Seon menatap kakaknya dengan bibir terkatup rapat. Sepasang mata jernih yang biasa ceria kini terlihat garang. Namun, hanya sesaat, karena saat berikutnya, sepasang mata yang bening itu mulai berkabut seiring bibir merah mungil yang mencebik dalam tangis. Lalu, tanpa dapat di cegah oleh Yoon, gadis kecil itu mulai menangis dengan suara yang keras dan tersendat-sendat. Yoon merasa kepalanya seperti di pukul sebuah palu. Ia paling tidak suka dengan tangis Seon. Bukan karena suara tangis adiknya itu sangat memekakkan telinga melainkan karena suara Seon saat menangis terdengar sangat menyayat baginya. Seperti menyeret serangkaian penderitaan atau kesedihan di dalam hati. Seon itu, hampir tak pernah terlihat sedih. Namun, bagi Yoon, yang mengurusi adiknya sejak masih berwujud bayi merah – karena Abeoji tak pernah berhenti menyalahkan dirinya sendiri atas kepergian Ommonie, Abeoji tak pernah sedikitpun menunjukkan perhatian pada bayi perempuan mungil yang sangat cantik itu, sehingga Yoon-lah yang mengurusinya dengan dibantu oleh seorang wanita tetangga yang menjadi pengasuh paruh waktu setiap Yoon pergi ke sekolah – sangatlah mudah baginya untuk mengetahui bahwa di balik keceriaan wajahnya yang sangat cantik di usia hampir tiga belas tahunnya, sesungguhya Seon menyimpan kesedihan-kesedihannya sendiri. Dan salah satunya adalah kerinduan gadis kecil itu pada perhatian Abeoji yang tak pernah didapatkannya.
Yoon menepuk kepalanya dengan sedikit keras lalu berbalik dan bersiap meninggalkan adiknya yang masih menangis tersedu-sedu. Seon terlihat berusaha untuk bangkit dari ranjangnya.

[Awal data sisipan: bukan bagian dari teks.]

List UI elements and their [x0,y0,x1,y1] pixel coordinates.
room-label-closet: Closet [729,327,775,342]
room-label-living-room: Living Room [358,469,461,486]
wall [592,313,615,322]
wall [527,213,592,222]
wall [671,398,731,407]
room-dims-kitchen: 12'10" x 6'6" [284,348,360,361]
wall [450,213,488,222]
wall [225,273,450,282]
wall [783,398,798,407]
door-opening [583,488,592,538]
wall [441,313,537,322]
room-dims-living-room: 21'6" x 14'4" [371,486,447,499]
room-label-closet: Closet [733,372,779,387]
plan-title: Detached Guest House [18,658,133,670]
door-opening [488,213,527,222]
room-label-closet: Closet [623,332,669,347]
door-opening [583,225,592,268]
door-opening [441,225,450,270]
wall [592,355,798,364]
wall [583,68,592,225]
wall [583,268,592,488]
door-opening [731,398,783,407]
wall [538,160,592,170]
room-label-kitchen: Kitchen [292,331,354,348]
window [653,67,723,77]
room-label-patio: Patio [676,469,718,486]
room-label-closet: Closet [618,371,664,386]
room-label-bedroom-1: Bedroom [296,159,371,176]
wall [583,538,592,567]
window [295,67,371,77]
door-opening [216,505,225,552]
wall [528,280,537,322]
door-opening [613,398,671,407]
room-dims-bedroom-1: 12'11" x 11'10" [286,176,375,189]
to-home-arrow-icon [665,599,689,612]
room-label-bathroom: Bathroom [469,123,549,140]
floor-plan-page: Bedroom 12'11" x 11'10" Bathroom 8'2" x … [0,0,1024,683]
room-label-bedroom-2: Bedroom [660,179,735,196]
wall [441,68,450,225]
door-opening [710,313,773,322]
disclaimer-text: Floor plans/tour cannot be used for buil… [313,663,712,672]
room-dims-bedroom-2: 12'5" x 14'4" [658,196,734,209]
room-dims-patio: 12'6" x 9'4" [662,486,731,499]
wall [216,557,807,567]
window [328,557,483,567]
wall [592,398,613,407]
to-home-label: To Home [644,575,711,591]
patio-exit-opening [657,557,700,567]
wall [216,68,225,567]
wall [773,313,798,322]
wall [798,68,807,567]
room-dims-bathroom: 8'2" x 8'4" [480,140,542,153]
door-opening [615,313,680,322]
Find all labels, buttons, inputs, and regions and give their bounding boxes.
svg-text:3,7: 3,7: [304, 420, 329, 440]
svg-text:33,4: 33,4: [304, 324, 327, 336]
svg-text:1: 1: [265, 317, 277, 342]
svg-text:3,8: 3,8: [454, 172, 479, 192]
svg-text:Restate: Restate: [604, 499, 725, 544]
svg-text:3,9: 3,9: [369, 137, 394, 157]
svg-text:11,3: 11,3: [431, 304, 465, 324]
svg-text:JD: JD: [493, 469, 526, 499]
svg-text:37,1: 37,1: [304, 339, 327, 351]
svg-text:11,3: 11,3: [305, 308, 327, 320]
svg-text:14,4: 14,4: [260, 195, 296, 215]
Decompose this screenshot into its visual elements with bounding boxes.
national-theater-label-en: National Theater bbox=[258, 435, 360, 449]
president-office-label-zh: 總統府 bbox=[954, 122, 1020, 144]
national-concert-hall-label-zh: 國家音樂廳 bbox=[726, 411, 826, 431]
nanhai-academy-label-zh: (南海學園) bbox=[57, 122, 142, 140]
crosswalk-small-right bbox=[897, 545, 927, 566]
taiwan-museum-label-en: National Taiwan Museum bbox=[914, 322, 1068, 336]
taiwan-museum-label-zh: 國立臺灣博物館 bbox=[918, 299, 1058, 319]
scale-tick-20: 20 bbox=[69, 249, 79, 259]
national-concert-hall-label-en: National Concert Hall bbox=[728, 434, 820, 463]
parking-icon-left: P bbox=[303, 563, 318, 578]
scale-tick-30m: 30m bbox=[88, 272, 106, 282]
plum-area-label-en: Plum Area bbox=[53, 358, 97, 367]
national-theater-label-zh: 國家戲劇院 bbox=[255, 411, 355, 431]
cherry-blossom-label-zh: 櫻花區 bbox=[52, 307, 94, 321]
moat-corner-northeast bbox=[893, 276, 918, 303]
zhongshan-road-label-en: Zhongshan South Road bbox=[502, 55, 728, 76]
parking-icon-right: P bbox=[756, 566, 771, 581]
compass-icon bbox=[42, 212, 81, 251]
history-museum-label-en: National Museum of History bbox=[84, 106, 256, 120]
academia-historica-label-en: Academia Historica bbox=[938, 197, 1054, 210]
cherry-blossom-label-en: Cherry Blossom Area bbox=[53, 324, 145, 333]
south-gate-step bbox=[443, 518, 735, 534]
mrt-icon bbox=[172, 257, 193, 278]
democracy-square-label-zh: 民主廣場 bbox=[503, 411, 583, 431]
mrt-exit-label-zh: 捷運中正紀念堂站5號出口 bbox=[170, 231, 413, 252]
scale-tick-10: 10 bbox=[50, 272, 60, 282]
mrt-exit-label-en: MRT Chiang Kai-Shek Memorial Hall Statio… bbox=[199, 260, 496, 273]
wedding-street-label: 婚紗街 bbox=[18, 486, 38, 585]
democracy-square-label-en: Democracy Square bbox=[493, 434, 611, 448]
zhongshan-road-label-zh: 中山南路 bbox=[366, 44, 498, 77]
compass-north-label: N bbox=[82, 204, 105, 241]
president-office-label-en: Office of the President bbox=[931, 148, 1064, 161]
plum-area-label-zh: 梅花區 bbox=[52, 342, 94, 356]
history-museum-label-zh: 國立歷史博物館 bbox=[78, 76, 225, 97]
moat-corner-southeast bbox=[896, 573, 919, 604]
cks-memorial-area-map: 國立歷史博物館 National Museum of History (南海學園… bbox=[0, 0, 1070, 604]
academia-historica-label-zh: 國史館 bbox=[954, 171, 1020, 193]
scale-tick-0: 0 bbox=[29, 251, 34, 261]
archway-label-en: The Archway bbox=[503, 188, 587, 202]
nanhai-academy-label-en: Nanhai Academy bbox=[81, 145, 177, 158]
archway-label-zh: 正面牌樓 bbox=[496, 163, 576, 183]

Namun, sesuatu yang terkilas di ujung matanya, membuat Yoon kembali berbalik menghadap ke arah Seon dan dengan gerakan secepat kilat, tangannya telah menyingkap selimut yang menutupi tubuh Seon hingga sebatas pinggang. Selanjutnya, kedua mata Yoon Lu kembali terbelalak ketika melihat berkas luka memar yang lebar dengan warna biru lebam dan sebagian lagi bahkan menyeruakkan luka yang pecah memerah dengan lapisan darah yang mengering di lutut kanan Seon. Yoon serta merta membungkuk dan tangannya memegang lutut adiknya.
“Ini kenapa? Kenapa kau bisa terluka seperti ini? Kau jatuh? Kenapa kau tidak bilang pada Oppa?” tanya Yoon beruntun.
Seon, yang masih menangis, menepis tangan kakaknya dengan keras dan ekspresi marah yang rapuh. “Seon baik-baik saja!...jangan pedulikan Seon! Oppa jahat seperti Abeoji!...Oppa pergi!...Keluar!”.
Yoon tertegun. Matanya menatap adiknya. Ada rasa sesal menyusup dalam hatinya namun juga kesal yang tak dapat lagi diungkapkannya. Terlebih di saat Seon menjadi rapuh seperti sekarang. Maka, setelah menarik nafas panjang, Yoon segera bangkit berdiri dan berjalan menuju pintu. Meninggalkan adiknya yang masih tersedu-sedu dan tangis gadis kecil itu semakin keras saat pintu kamarnya telah tertutup rapat di belakang punggung Yoon, membekaskan wajah sang kakak yang dipenuhi mendung dalam pandangan Seon.
*************
 
Hawai, di saat yang sama….
“Apa yang Ommonie katakan?” Leia terperanjat mendengar apa yang diucapkan oleh ibunya. Sepasang sumpit di tangannya terlepas dan jatuh di atas mangkuk nasi.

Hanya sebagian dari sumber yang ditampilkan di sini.